On September 19, 2011 the Company entered into an agreement with its management team. The agreement outlines the management team’s position and duties, compensation and methodology for calculation, procedures for termination of the agreement for “Cause”, and noncompetition agreement. Under the terms of the agreement, The Management Team will be issued restricted common shares equal to 27% of Employers outstanding common stock, and which includes stock previously issued by the Company. The Company's Board of Directors will vote at a later date regarding the allocation of these shares amongst the management team members. The Management Team’s 27% common stock ownership shall be protected through anti-dilution provisions.

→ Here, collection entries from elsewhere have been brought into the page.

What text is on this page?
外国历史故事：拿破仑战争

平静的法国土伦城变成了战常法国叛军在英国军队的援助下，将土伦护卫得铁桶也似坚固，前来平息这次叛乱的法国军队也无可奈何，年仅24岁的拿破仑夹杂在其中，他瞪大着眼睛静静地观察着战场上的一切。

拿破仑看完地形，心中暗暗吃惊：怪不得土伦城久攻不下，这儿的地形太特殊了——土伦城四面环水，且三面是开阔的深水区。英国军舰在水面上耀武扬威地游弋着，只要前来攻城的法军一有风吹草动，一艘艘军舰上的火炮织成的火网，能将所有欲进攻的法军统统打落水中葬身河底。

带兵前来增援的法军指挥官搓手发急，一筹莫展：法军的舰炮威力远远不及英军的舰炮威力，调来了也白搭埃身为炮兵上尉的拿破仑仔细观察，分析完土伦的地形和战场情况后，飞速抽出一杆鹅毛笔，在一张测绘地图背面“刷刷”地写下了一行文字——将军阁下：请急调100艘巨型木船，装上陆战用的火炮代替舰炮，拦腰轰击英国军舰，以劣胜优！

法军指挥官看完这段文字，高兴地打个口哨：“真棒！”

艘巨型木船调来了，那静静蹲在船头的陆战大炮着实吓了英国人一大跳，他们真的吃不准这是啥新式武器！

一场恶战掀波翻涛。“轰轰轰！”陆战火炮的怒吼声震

If the Company issues additional shares through financings or for any other reasons, additional common stock will be issued to the Management Team to maintain their original 27% common stock ownership, less any shares previously sold.
On September 21, 2011 the Company issued promissory notes to an accredited investor totaling $8,000.00 for the Company, a form which is convertible into shares of the Company’s common stock at a fixed conversion price equal to the lesser of the fixed conversion price of $0.0018, or seventy five percent (75%) of the average of the closing bid price of the common stock as reported by Bloomberg LP for the principal market for the 5 trading days preceding the conversion date. As part of this transaction the Company also issued to the subscriber a warrant to purchase an additional 4,444,444 shares of common stock at $0.0018.
On September 26, 2011 the Company issued promissory notes to an accredited investor totaling $11,250.00 for the Company, a form which is convertible into shares of the Company’s common stock at a fixed conversion price equal to the lesser of the fixed conversion price of $0.0018, or seventy five percent (75%) of the average of the closing bid price of the common stock as reported by Bloomberg LP for the principal market for the 5 trading days preceding the conversion date. As part of this transaction the Company also issued to the subscriber a warrant to purchase an additional 6,250,000 shares of common stock at $0.0018.
The securities described above were issued to “accredited” investors, as such term is promulgated by the SEC. In reliance upon such accredited investor’s representation as an “accredited investor,” among other representations, the offer and issuance of the securities described above are exempt from the registration requirements under the Securities Act of 1933, as amended (the “Securities Act”), pursuant to Section 4(2) thereof and in reliance upon Rule 506 of Regulation D promulgated by the SEC.